The Irish punch above their weight. That is why worldwide, on March 17, people who don’t have a platelet of Irish blood and who have never thought of visiting the island of Ireland joyously celebrate St. Patrick’s Day.
That day may or may not have been when St. Patrick, Ireland’s patron saint, died in the 5th century.
The fact is, very little is known about St. Patrick. The broad outline is that he was born in Roman Britain, kidnapped by pirates as a child and taken to Ireland as a slave. He escaped, returned to Ireland as a Christian missionary and became a bishop.
To be sure, in the Emerald Isle truth can be augmented with folklore, mysticism, and the great love of a good story.
Hence devout Ireland can also believe in fairies and leprechauns, or little people, to this day. Both are quite real to some in Ireland, although, unlike the festival of St. Patrick, they don’t seem to have crossed the Atlantic, or even the Irish Sea, except in movies.
When horseback riding with my wife on an annual visit to the northwest of Ireland, we were curious about a stand of trees that seemed not to belong in the middle of a working farm field.
“A fairy ring is in there. You can ride through, if you keep on the path,” a stableman told us.
But he warned that if we got off the path, we would upset the fairies. “And you wouldn’t want to do that, would you?”
Indeed, we didn’t want to upset any fairies, so we stayed on the path, and all was well.
From what I have gathered, the little people co-exist with the fairies but also are separate.
A friend built a house for his mother near Galway. It was an A-frame house with a low, decorative wall around it. The wall had — surprise — a gap; not a gate, just a space of about 18 inches. That, she insisted, with the concurrence of locals, was for the little people to pass through. You don’t mess with the little people any more than you would trample a fairy circle.
The little people were originally an Irish tribe dating back to antiquity, who disappeared but were encased in legend. When Hollywood met Irish legends, the movies embraced the legends and expanded them.
Over the centuries, Ireland has been hard-used by England. It began with the English Reformation and Henry VIII and went on through the English Revolution, with Oliver Cromwell being especially brutal, then on to the potato famine in the 19th century and the excesses of the Black and Tans, poorly trained and equipped, thuggish British troops with mismatched tunics and trousers.

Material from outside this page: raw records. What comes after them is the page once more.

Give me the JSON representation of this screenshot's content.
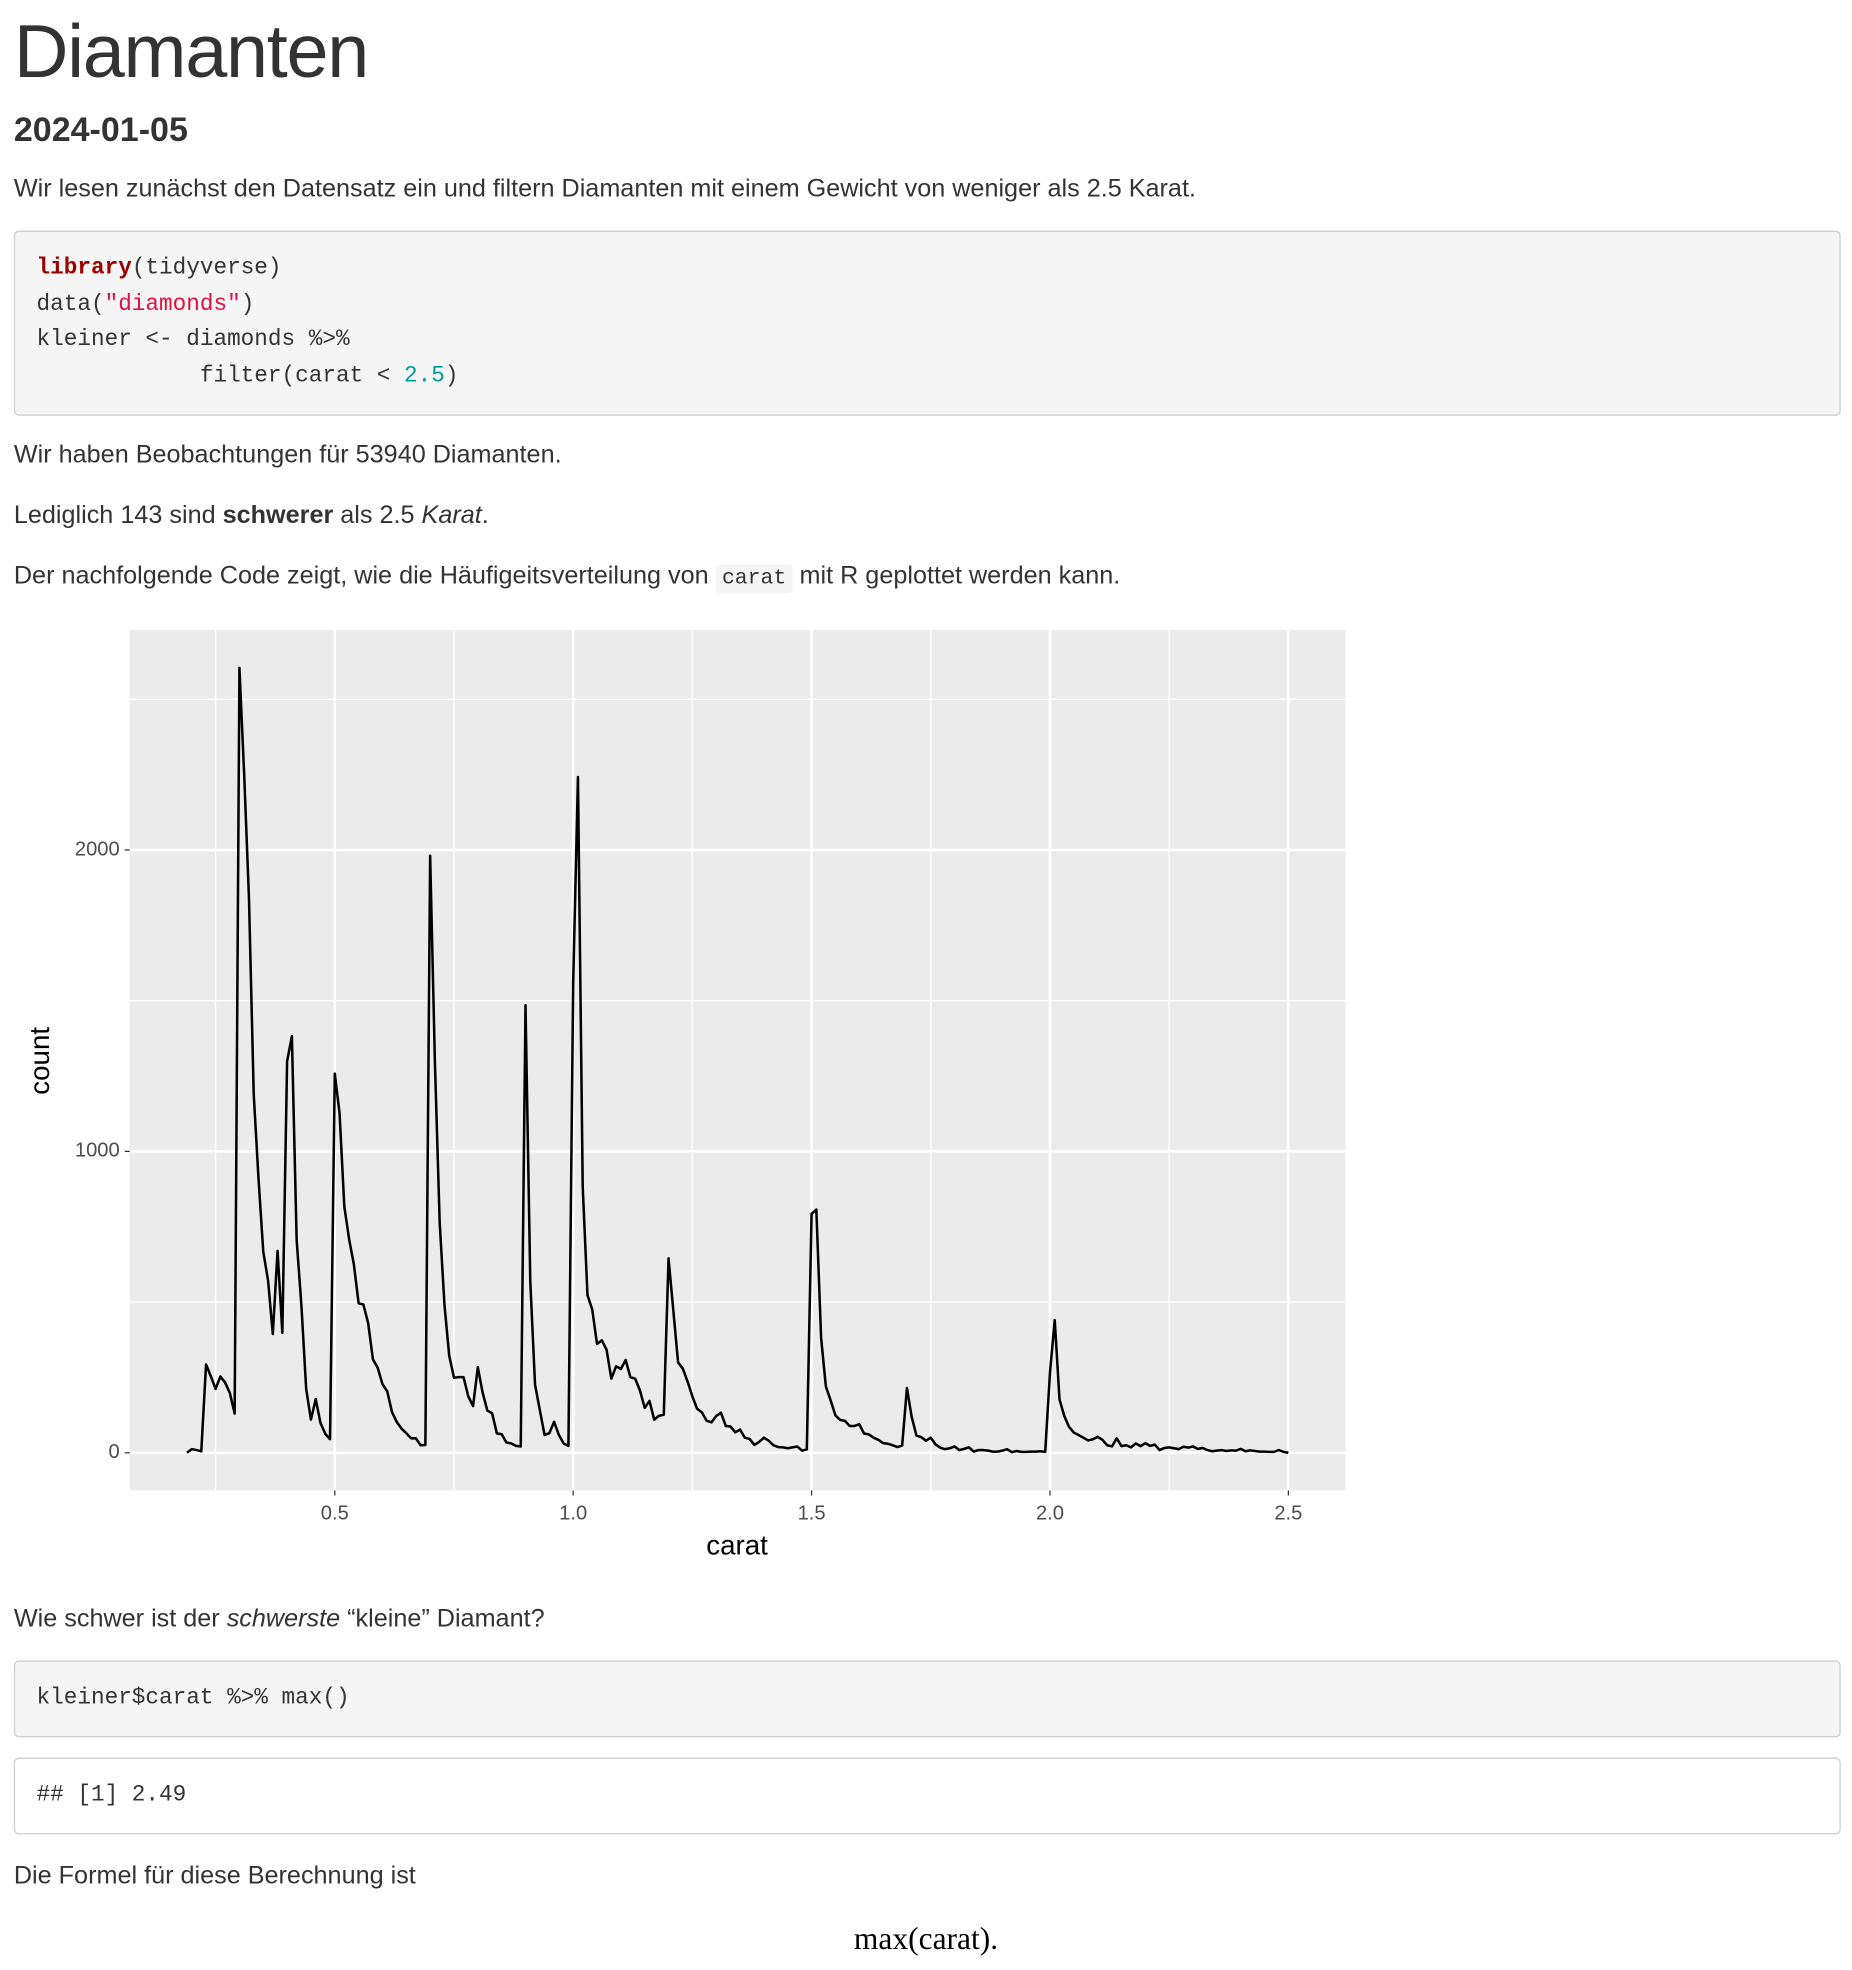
{
  "title": "Diamanten",
  "date": "2024-01-05",
  "paragraph_1": "Wir lesen zunächst den Datensatz ein und filtern Diamanten mit einem Gewicht von weniger als 2.5 Karat.",
  "code_1": [
    "library",
    "(tidyverse)\ndata(",
    "\"diamonds\"",
    ")\nkleiner <- diamonds %>%\n            filter(carat < ",
    "2.5",
    ")"
  ],
  "paragraph_2": "Wir haben Beobachtungen für 53940 Diamanten.",
  "paragraph_3": [
    "Lediglich 143 sind ",
    "schwerer",
    " als 2.5 ",
    "Karat",
    "."
  ],
  "paragraph_4": [
    "Der nachfolgende Code zeigt, wie die Häufigeitsverteilung von ",
    "carat",
    " mit R geplottet werden kann."
  ],
  "chart_data": {
    "type": "line",
    "x_label": "carat",
    "y_label": "count",
    "color": "#000000",
    "grid": true,
    "xlim": [
      0.07,
      2.62
    ],
    "ylim": [
      -125,
      2730
    ],
    "xticks": [
      0.5,
      {
        "value": 1,
        "label": "1.0"
      },
      1.5,
      {
        "value": 2,
        "label": "2.0"
      },
      2.5
    ],
    "yticks": [
      0,
      1000,
      2000
    ],
    "x": [
      0.19,
      0.2,
      0.21,
      0.22,
      0.23,
      0.24,
      0.25,
      0.26,
      0.27,
      0.28,
      0.29,
      0.3,
      0.31,
      0.32,
      0.33,
      0.34,
      0.35,
      0.36,
      0.37,
      0.38,
      0.39,
      0.4,
      0.41,
      0.42,
      0.43,
      0.44,
      0.45,
      0.46,
      0.47,
      0.48,
      0.49,
      0.5,
      0.51,
      0.52,
      0.53,
      0.54,
      0.55,
      0.56,
      0.57,
      0.58,
      0.59,
      0.6,
      0.61,
      0.62,
      0.63,
      0.64,
      0.65,
      0.66,
      0.67,
      0.68,
      0.69,
      0.7,
      0.71,
      0.72,
      0.73,
      0.74,
      0.75,
      0.76,
      0.77,
      0.78,
      0.79,
      0.8,
      0.81,
      0.82,
      0.83,
      0.84,
      0.85,
      0.86,
      0.87,
      0.88,
      0.89,
      0.9,
      0.91,
      0.92,
      0.93,
      0.94,
      0.95,
      0.96,
      0.97,
      0.98,
      0.99,
      1.0,
      1.01,
      1.02,
      1.03,
      1.04,
      1.05,
      1.06,
      1.07,
      1.08,
      1.09,
      1.1,
      1.11,
      1.12,
      1.13,
      1.14,
      1.15,
      1.16,
      1.17,
      1.18,
      1.19,
      1.2,
      1.21,
      1.22,
      1.23,
      1.24,
      1.25,
      1.26,
      1.27,
      1.28,
      1.29,
      1.3,
      1.31,
      1.32,
      1.33,
      1.34,
      1.35,
      1.36,
      1.37,
      1.38,
      1.39,
      1.4,
      1.41,
      1.42,
      1.43,
      1.44,
      1.45,
      1.46,
      1.47,
      1.48,
      1.49,
      1.5,
      1.51,
      1.52,
      1.53,
      1.54,
      1.55,
      1.56,
      1.57,
      1.58,
      1.59,
      1.6,
      1.61,
      1.62,
      1.63,
      1.64,
      1.65,
      1.66,
      1.67,
      1.68,
      1.69,
      1.7,
      1.71,
      1.72,
      1.73,
      1.74,
      1.75,
      1.76,
      1.77,
      1.78,
      1.79,
      1.8,
      1.81,
      1.82,
      1.83,
      1.84,
      1.85,
      1.86,
      1.87,
      1.88,
      1.89,
      1.9,
      1.91,
      1.92,
      1.93,
      1.94,
      1.95,
      1.96,
      1.97,
      1.98,
      1.99,
      2.0,
      2.01,
      2.02,
      2.03,
      2.04,
      2.05,
      2.06,
      2.07,
      2.08,
      2.09,
      2.1,
      2.11,
      2.12,
      2.13,
      2.14,
      2.15,
      2.16,
      2.17,
      2.18,
      2.19,
      2.2,
      2.21,
      2.22,
      2.23,
      2.24,
      2.25,
      2.26,
      2.27,
      2.28,
      2.29,
      2.3,
      2.31,
      2.32,
      2.33,
      2.34,
      2.35,
      2.36,
      2.37,
      2.38,
      2.39,
      2.4,
      2.41,
      2.42,
      2.43,
      2.44,
      2.45,
      2.46,
      2.47,
      2.48,
      2.49,
      2.5
    ],
    "values": [
      0,
      12,
      9,
      5,
      293,
      254,
      212,
      253,
      233,
      198,
      130,
      2604,
      2249,
      1840,
      1189,
      910,
      667,
      572,
      394,
      670,
      398,
      1299,
      1382,
      706,
      488,
      212,
      110,
      178,
      99,
      63,
      45,
      1258,
      1127,
      817,
      709,
      625,
      496,
      492,
      430,
      310,
      282,
      228,
      204,
      135,
      102,
      80,
      65,
      48,
      48,
      25,
      26,
      1981,
      1294,
      764,
      492,
      322,
      249,
      251,
      251,
      187,
      155,
      284,
      200,
      140,
      131,
      64,
      62,
      34,
      31,
      23,
      21,
      1485,
      570,
      226,
      142,
      59,
      65,
      103,
      59,
      31,
      23,
      1558,
      2242,
      883,
      523,
      475,
      361,
      373,
      342,
      246,
      287,
      278,
      308,
      251,
      246,
      207,
      149,
      172,
      110,
      123,
      126,
      645,
      473,
      300,
      279,
      236,
      187,
      146,
      134,
      106,
      101,
      122,
      133,
      89,
      87,
      68,
      77,
      50,
      46,
      26,
      36,
      50,
      40,
      25,
      19,
      18,
      15,
      18,
      21,
      7,
      11,
      793,
      807,
      381,
      220,
      174,
      124,
      109,
      106,
      89,
      89,
      95,
      64,
      61,
      50,
      43,
      32,
      30,
      25,
      19,
      24,
      215,
      119,
      57,
      52,
      40,
      50,
      28,
      17,
      12,
      15,
      21,
      9,
      13,
      18,
      4,
      9,
      9,
      7,
      4,
      4,
      7,
      12,
      2,
      6,
      3,
      3,
      4,
      4,
      5,
      3,
      265,
      440,
      177,
      122,
      86,
      67,
      59,
      50,
      41,
      45,
      53,
      43,
      25,
      21,
      48,
      22,
      25,
      18,
      31,
      22,
      32,
      23,
      27,
      9,
      16,
      18,
      15,
      12,
      20,
      17,
      21,
      13,
      16,
      9,
      5,
      7,
      9,
      6,
      8,
      7,
      13,
      5,
      8,
      6,
      4,
      4,
      3,
      3,
      9,
      3,
      0
    ]
  },
  "paragraph_5": [
    "Wie schwer ist der ",
    "schwerste",
    " “kleine” Diamant?"
  ],
  "code_2": "kleiner$carat %>% max()",
  "output_1": "## [1] 2.49",
  "paragraph_6": "Die Formel für diese Berechnung ist",
  "formula": "max(carat)."
}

Given that around 40 million Americans can claim some Irish ancestry, it might be argued that they were welcomed here. Hardly. Irish immigrants were often persecuted as they flooded in, escaping the privations at home.
I thank my friend Sheila Slocum Hollis, a very proud Irish-American, for pointing out that in the 1920s, the Irish were victims of the Ku Klux Klan violence in Denver. They fit the profile of KKK enemies, along with Blacks and Jews. Except they were Irish and Catholic.
In no field of endeavor have the Irish punched above their weight more than in literature. They took the language of the conqueror, the English, and have added to it immeasurably and profusely.
Irish writers have enhanced, expanded and luxuriated in the English language. Just a few towering names: Swift, Shaw, Wilde, Joyce, Yeats, Beckett, Goldsmith, Synge, Bowen, O’Brien, Hoult, Lavin, Murdoch, Binchy and, contemporarily, John Banville and Sally Rooney.
The Irish word for good fun is craic (pronounced “crack”). “Good craic” is a party where you indulge.
I wish you great craic this St. Patrick’s Day. May you consort with the little people, after some Guinness, and may the fairies guide you safely home. Sláinte!